En outre, la tâche principale pour aujourd’hui c’est de détruire les engins de l’ennemi. Il serait souhaitable de fournir à nos gars des drones pour les aider à frapper l’ennemi.

Il faudrait obtenir de meilleurs uniformes que ceux que fournit le Ministère de la défense. Dans ceux-ci on transpire et au bout d’un mois ils sont déjà en lambeaux.

J’ai l’intention de m’en occuper pour que ce soit plus facile dans la bataille pour mes camarades-parachutistes.

– Comment vous a accueilli votre famille ?
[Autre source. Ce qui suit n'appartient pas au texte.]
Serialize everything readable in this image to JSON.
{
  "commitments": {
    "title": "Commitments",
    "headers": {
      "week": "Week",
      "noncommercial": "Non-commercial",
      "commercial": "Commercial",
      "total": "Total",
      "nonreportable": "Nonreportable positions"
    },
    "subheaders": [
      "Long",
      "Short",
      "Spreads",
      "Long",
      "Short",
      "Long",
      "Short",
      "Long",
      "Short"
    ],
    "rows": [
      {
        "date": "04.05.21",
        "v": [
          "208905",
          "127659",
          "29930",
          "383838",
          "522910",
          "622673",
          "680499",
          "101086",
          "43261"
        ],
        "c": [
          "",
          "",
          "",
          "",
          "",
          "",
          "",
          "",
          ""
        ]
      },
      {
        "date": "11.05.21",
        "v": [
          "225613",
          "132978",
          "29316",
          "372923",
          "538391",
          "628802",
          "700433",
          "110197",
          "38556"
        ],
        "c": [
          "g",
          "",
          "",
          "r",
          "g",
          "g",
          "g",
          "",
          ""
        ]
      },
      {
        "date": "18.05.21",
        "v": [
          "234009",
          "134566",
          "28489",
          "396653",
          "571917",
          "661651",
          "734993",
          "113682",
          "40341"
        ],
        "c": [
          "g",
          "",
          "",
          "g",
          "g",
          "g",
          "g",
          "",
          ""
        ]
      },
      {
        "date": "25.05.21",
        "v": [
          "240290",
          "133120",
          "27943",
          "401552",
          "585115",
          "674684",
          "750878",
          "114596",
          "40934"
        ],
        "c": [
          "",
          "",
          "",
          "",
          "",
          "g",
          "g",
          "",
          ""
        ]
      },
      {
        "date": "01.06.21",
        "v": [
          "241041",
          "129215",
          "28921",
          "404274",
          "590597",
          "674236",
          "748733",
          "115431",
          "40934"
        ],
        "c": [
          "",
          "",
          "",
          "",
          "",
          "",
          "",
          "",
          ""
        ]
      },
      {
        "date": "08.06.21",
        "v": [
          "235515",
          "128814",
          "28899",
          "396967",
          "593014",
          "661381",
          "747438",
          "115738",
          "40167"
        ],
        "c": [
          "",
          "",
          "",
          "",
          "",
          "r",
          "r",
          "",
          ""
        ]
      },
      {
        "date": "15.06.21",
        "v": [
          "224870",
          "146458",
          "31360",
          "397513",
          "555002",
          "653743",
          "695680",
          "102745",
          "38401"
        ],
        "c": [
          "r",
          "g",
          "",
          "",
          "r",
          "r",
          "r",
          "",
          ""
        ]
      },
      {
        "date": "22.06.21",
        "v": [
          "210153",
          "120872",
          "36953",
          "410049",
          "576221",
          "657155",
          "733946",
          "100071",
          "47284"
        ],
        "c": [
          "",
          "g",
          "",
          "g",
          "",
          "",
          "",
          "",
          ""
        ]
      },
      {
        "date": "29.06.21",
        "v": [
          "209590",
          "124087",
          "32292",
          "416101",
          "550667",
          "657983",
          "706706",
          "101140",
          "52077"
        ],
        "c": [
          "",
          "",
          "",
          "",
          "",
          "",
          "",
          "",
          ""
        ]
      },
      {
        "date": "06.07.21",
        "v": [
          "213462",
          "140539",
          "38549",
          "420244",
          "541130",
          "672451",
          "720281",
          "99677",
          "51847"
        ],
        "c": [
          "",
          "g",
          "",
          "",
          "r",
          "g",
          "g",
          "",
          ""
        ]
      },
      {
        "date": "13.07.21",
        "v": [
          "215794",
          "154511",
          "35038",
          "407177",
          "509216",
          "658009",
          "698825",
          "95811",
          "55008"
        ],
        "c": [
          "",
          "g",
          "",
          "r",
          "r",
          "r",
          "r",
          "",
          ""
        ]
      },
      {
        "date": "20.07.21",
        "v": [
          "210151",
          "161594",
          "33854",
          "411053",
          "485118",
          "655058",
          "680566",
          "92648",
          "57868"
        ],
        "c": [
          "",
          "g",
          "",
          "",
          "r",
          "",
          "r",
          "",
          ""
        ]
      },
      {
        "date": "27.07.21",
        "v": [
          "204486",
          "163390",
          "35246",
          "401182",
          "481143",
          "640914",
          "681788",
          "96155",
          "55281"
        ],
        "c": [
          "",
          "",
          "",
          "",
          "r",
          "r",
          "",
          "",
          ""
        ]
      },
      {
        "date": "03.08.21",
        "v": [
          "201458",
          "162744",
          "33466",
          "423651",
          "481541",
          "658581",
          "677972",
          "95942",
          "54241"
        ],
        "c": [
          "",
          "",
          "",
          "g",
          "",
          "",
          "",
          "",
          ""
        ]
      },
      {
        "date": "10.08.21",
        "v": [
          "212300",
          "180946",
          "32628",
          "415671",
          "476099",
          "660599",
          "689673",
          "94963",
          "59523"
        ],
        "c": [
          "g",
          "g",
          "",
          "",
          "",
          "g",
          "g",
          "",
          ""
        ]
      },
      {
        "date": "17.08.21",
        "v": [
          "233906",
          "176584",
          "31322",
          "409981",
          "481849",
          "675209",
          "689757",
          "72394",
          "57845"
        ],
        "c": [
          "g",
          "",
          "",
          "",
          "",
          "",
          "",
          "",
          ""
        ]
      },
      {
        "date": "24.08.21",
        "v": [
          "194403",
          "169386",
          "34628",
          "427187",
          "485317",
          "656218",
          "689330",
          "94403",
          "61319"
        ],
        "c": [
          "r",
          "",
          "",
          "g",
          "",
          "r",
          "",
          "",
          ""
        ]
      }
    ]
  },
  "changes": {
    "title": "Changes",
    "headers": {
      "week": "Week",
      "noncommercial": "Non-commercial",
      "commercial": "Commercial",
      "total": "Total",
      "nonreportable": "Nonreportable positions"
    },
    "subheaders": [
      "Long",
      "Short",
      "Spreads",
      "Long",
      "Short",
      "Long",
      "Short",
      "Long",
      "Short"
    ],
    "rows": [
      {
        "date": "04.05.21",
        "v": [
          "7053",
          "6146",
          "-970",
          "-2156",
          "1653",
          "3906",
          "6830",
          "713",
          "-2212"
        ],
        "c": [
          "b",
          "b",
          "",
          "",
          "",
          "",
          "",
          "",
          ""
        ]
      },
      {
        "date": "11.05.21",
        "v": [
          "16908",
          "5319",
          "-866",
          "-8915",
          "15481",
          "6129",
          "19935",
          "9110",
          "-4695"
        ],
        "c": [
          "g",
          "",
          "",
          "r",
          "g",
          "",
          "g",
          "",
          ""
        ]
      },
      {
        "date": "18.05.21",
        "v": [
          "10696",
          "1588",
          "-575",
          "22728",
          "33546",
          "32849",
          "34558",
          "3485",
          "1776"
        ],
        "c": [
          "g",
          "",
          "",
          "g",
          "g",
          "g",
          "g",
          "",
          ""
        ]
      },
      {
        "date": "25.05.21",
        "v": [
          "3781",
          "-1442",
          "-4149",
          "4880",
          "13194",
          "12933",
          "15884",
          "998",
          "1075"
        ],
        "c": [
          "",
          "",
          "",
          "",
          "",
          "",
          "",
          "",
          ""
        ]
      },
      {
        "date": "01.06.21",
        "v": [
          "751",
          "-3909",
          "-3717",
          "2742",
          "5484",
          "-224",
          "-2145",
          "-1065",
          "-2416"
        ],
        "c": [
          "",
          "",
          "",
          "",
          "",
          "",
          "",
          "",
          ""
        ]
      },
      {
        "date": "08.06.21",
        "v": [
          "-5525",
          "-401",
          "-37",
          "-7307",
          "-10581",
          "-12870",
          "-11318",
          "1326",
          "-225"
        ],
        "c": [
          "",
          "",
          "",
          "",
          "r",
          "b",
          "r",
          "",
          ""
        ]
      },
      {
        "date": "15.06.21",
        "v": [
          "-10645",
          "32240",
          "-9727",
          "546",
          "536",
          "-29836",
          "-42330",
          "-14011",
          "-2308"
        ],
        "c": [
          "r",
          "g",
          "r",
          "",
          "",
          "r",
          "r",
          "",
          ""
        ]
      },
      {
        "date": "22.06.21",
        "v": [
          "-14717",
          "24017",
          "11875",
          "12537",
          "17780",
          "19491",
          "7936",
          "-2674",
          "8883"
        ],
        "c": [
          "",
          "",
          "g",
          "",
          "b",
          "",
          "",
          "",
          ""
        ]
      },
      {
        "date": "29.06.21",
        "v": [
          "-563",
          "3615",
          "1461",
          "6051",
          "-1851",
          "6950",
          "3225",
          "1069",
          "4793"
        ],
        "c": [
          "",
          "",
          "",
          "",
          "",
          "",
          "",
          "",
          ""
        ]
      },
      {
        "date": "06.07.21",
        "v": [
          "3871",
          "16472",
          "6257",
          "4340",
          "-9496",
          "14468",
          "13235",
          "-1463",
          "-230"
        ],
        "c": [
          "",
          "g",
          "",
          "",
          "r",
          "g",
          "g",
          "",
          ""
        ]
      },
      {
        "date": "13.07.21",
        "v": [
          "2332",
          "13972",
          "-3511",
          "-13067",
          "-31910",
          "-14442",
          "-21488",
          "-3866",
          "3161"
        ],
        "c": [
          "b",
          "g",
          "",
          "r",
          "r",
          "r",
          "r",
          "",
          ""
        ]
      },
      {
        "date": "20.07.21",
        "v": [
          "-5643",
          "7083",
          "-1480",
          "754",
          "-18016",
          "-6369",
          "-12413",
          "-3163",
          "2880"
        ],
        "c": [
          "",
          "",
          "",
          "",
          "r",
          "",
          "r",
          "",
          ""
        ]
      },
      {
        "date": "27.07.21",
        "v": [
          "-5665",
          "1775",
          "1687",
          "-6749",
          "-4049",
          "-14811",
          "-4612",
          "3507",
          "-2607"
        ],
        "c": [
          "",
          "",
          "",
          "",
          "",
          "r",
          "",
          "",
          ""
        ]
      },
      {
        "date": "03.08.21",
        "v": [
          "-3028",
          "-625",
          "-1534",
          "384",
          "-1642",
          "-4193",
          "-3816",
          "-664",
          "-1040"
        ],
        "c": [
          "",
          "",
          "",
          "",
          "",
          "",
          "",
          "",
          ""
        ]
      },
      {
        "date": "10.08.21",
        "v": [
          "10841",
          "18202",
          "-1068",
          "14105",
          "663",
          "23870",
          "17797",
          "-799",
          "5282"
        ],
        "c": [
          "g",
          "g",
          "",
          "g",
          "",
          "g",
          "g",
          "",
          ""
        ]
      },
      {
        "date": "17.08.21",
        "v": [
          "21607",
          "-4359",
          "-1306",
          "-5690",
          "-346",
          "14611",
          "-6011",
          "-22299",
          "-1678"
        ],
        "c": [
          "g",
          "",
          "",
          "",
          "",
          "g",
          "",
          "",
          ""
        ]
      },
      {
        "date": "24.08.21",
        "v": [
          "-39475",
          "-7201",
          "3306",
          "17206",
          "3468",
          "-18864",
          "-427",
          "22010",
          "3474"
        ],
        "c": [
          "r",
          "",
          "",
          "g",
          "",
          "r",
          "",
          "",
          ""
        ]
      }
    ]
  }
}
– Ma femme pleurait de joie que je sois rentré vivant. Ma fille aînée est passée en deuxième classe (le CE2, NDT), la plus jeune a commencé à marcher, récemment elle a eu un an. Par ailleurs, elle avait oublié à quoi je ressemble. Au début, elle ne m’a pas reconnu. Les bébés poussent très vite, trois mois pour eux, c’est une éternité.